Not necessarily. Sometimes you do. It depends on the relationship that the person telling the joke has with the person the joke is about if they feel squeamish about it. I remember calling Elizabeth Taylor because we had an Al Pacino [joke at her expense]. Al had lost seven times. Billy [Crystal] was going to say he’s “heard another man’s name cried out in the night more times than anyone except Elizabeth Taylor.” And so we had to go to Elizabeth to clear the joke. She cleared. She thought it was hilarious. She can’t walk back from eight marriages.
And she was there that night, and it all went great?
Yeah. There were bits on the show last night that you knew people were in on. I mean, did she really pull all those guys out of the audience that gets their COVID tests? They must have known that was going to happen. I can’t believe that they didn’t know it was going to happen.
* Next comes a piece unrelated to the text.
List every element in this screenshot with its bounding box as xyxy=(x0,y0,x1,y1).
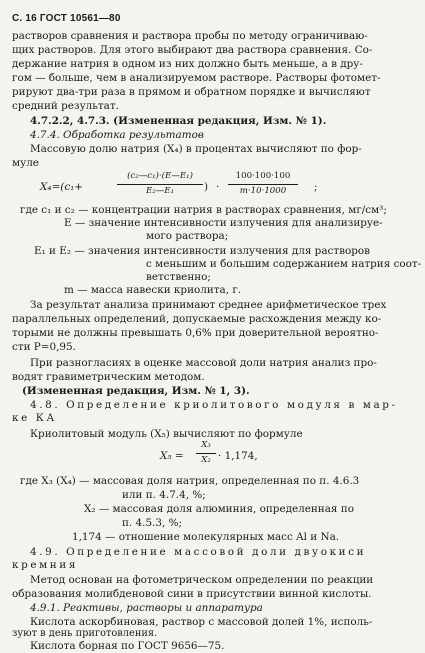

Because when they tried to get Will Smith up there — he wasn’t going to budge. But maybe it was spontaneous. I don’t know.
What do you make of the Academy’s response or lack of one during the broadcast?
I think they’ll have to dig their way through the idea that somebody was supposed to arrest Will Smith for assault. I don’t think anybody was sitting backstage looking through the Academy code of conduct. And I suspect if they were, they decided just to let it play out, and it’ll be dealt with after the broadcast. To call attention to it by then having him disappear from his seat would really overshadow everything that was going on, so I think that was the decision that they made.
And what do you think this is going to do to the Oscars? Is it going to chill them in terms of hosts and presenters making more pointed jokes?
I don’t know how it will change, and then I don’t think it will change the Oscars. The show is what it is. The sad part is that it overshadows all the good stuff that was on that show, the range of diversity of the winners, and the fact that Deaf representation, gay representation, Black representation, all of that stuff, was [celebrated]. And there were more popular films involved, and the whole idea that the buzz was back on the show and the glamour was back and Timothee Chalamet with no shirt. All of that was there, and that’s now all overshadowed by The Punch and Judy Show.
But it sounds like you liked the show overall?
I thought there was some great stuff in it. It moved along. I don’t know that I would have dancers in the In Memoriam section. It was a nice idea, but it kind of upstages the faces that you’re looking at. I mean, you want to have that mean something, so I don’t know about that. It was hit and miss.
No pun intended?
Certainly, the opening was strange. I mean, it really was a kind of a Grammy opening to open with what looked like a Beyonce video. But they wanted to have a big star right up front, so they had the Williams sisters and Beyonce, and then they brought out the [hosts] who made some funny jokes at the beginning.
Yeah, some of those jokes were, I would say, a little meaner than the one that got the slap.
Which one was meaner?
I guess how Amy Schumer kept going after Being the Ricardos, saying how it wasn’t funny.
Oh, the Ricardos thing. Yeah, she did do that.
And Don’t Look Up: “I guess the Academy members don’t look up reviews.”
Yeah. Well, it was basically negative. That’s kind of her thing: sweet face and saying these things.
And then they made a joke also about Will Smith’s open marriage during the COVID bit, and they laughed that off.
Well, that’s their brand. I mean, what are they going to do?